In August 1938 Adolf Hitler began making speeches that suggested he was going to send the German Army into Czechoslovakia. The British government now began to fear a war with Nazi Germany and Neville Chamberlain ordered that Air Raid Precautions (ARP) volunteers to be mobilized. Cellars and basements were requisitioned for air raid shelters, deep trenches were dug in the parks of large towns and the government also ordered the flying of barrage balloons over London.

The government also made plans for the evacuation of all children from Britain's large cities. Sir John Anderson, who was placed in charge of the scheme, decided to divide the country into three areas: evacuation (people living in urban districts where heavy bombing raids could be expected); neutral (areas that would neither send nor take evacuees) and reception (rural areas where evacuees would be sent).

Just before the outbreak of the Second World War the government decided to begin moving people from Britain's cities to the designated reception areas. Some people were reluctant to move and only 47 per cent of the schoolchildren, and about one third of the mothers went to the designated areas. This included 827,000 schoolchildren, 524,000 mothers and children under school age, 13,000 expectant mothers, 103,000 teachers and 7,000 handicapped people. The billetor received received 10s. 6d. from the government for taking a child. Another 8s. 6d. per head was paid if the billetor took more than one.

For mothers and infants, the billetor provided lodging only at a cost of 5s. Per adult and 3s. per child. The people who took the children into their homes complained about the state of their health. Research suggests that around half of the evacuated children had fleas or headlice. Others suffered from impetigo and scabies. Billetors were sometimes appalled by the behaviour of the evacuees. It is estimated that about 5 per cent of the evacuees lacked proper toilet training.
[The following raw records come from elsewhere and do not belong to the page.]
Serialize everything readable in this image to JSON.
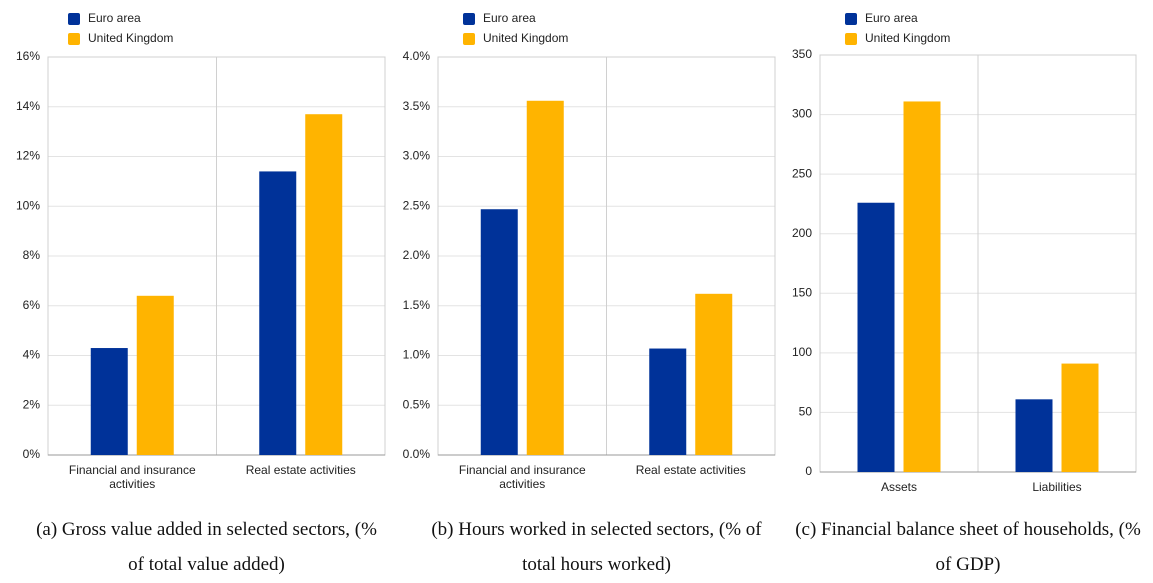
{
  "chart_data": [
    {
      "type": "bar",
      "caption": "(a) Gross value added in selected sectors, (% of total value added)",
      "categories": [
        "Financial and insurance activities",
        "Real estate activities"
      ],
      "series": [
        {
          "name": "Euro area",
          "color": "#003299",
          "values": [
            4.3,
            11.4
          ]
        },
        {
          "name": "United Kingdom",
          "color": "#ffb400",
          "values": [
            6.4,
            13.7
          ]
        }
      ],
      "ylim": [
        0,
        16
      ],
      "yticks": [
        {
          "value": 0,
          "label": "0%"
        },
        {
          "value": 2,
          "label": "2%"
        },
        {
          "value": 4,
          "label": "4%"
        },
        {
          "value": 6,
          "label": "6%"
        },
        {
          "value": 8,
          "label": "8%"
        },
        {
          "value": 10,
          "label": "10%"
        },
        {
          "value": 12,
          "label": "12%"
        },
        {
          "value": 14,
          "label": "14%"
        },
        {
          "value": 16,
          "label": "16%"
        }
      ],
      "grid": true
    },
    {
      "type": "bar",
      "caption": "(b) Hours worked in selected sectors, (% of total hours worked)",
      "categories": [
        "Financial and insurance activities",
        "Real estate activities"
      ],
      "series": [
        {
          "name": "Euro area",
          "color": "#003299",
          "values": [
            2.47,
            1.07
          ]
        },
        {
          "name": "United Kingdom",
          "color": "#ffb400",
          "values": [
            3.56,
            1.62
          ]
        }
      ],
      "ylim": [
        0,
        4
      ],
      "yticks": [
        {
          "value": 0,
          "label": "0.0%"
        },
        {
          "value": 0.5,
          "label": "0.5%"
        },
        {
          "value": 1,
          "label": "1.0%"
        },
        {
          "value": 1.5,
          "label": "1.5%"
        },
        {
          "value": 2,
          "label": "2.0%"
        },
        {
          "value": 2.5,
          "label": "2.5%"
        },
        {
          "value": 3,
          "label": "3.0%"
        },
        {
          "value": 3.5,
          "label": "3.5%"
        },
        {
          "value": 4,
          "label": "4.0%"
        }
      ],
      "grid": true
    },
    {
      "type": "bar",
      "caption": "(c) Financial balance sheet of households, (% of GDP)",
      "categories": [
        "Assets",
        "Liabilities"
      ],
      "series": [
        {
          "name": "Euro area",
          "color": "#003299",
          "values": [
            226,
            61
          ]
        },
        {
          "name": "United Kingdom",
          "color": "#ffb400",
          "values": [
            311,
            91
          ]
        }
      ],
      "ylim": [
        0,
        350
      ],
      "yticks": [
        0,
        50,
        100,
        150,
        200,
        250,
        300,
        350
      ],
      "grid": true
    }
  ]
}
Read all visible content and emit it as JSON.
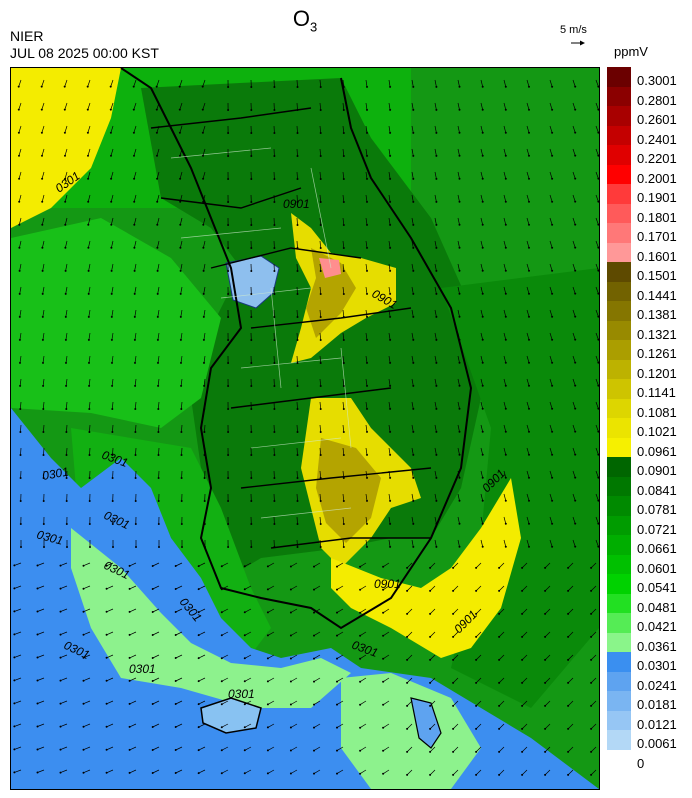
{
  "header": {
    "title_main": "O",
    "title_sub": "3",
    "agency": "NIER",
    "datetime": "JUL 08 2025 00:00 KST",
    "wind_reference": "5 m/s",
    "units": "ppmV"
  },
  "colorbar": {
    "labels": [
      "0.3001",
      "0.2801",
      "0.2601",
      "0.2401",
      "0.2201",
      "0.2001",
      "0.1901",
      "0.1801",
      "0.1701",
      "0.1601",
      "0.1501",
      "0.1441",
      "0.1381",
      "0.1321",
      "0.1261",
      "0.1201",
      "0.1141",
      "0.1081",
      "0.1021",
      "0.0961",
      "0.0901",
      "0.0841",
      "0.0781",
      "0.0721",
      "0.0661",
      "0.0601",
      "0.0541",
      "0.0481",
      "0.0421",
      "0.0361",
      "0.0301",
      "0.0241",
      "0.0181",
      "0.0121",
      "0.0061",
      "0"
    ],
    "colors": [
      "#6b0000",
      "#8b0000",
      "#a80000",
      "#c40000",
      "#e00000",
      "#ff0000",
      "#ff3a3a",
      "#ff5a5a",
      "#ff7878",
      "#ff9898",
      "#5e4a00",
      "#726200",
      "#857600",
      "#988a00",
      "#ab9e00",
      "#bdb200",
      "#cec400",
      "#ddd600",
      "#ebe400",
      "#f6f000",
      "#006600",
      "#007800",
      "#008a00",
      "#009c00",
      "#00ae00",
      "#00c000",
      "#00d200",
      "#22e022",
      "#55ec55",
      "#8af58a",
      "#3a8ff0",
      "#5ea3f0",
      "#7ab5f2",
      "#96c6f4",
      "#b3d8f6"
    ]
  },
  "map": {
    "contour_labels": [
      "0301",
      "0901",
      "0301",
      "0301",
      "0301",
      "0301",
      "0301",
      "0301",
      "0301",
      "0301",
      "0901",
      "0301",
      "0901",
      "0901",
      "0301",
      "0901"
    ]
  }
}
Oliver Lyttelton, who allowed ten children from London to live in his large country house, later complained: "I got a shock. I had little dreamt that English children could be so completely ignorant of the simplest rules of hygiene, and that they would regard the floors and carpets as suitable places upon which to relieve themselves." When the expected bombing of cities did not take place in 1939, parents began to doubt whether they had made the right decision in evacuating

their children to safe areas. By January 1940, an estimated one million evacuees had returned home. A survey carried out in Cambridge suggested that the lack of bombing was the reason why four out of five decided to leave. Other reasons given were homesickness among the children, dissatisfaction with the foster home and the loneliness of the parents.

When France was invaded in May, 1940, children who had been sent to areas within ten miles of the coast in East Anglia, Kent and Sussex were transferred to South Wales. By the end of July nearly half of the population of East Anglian's coastal towns and two-fifths of the inhabitants of Kentish towns on the coast had left for safer regions of the country. When the Luftwaffe began bombing Britain in July 1940 another major evacuation took place. In a few weeks 213,000 unaccompanied children left Britain's large industrial cities. The government also set up a Children's Overseas Reception Board (CORB) which arranged for children to be sent to USA, Canada and Australia. In the first few months over 210,000 were registered with the scheme. However, after the City of Bernares was sunk by a German torpedo on 17th September, 1940, killing 73 children, the overseas evacuation programme was brought to a halt. On the 7th September, 1940 the German airforce changed its strategy and began to bomb London and other British cities such as Liverpool, Birmingham, Plymouth and Coventry. Parents now were desperate to get their children out of target areas and between September, 1940 and December, 1941, over 1,250,000 were helped by the government to leave the cities.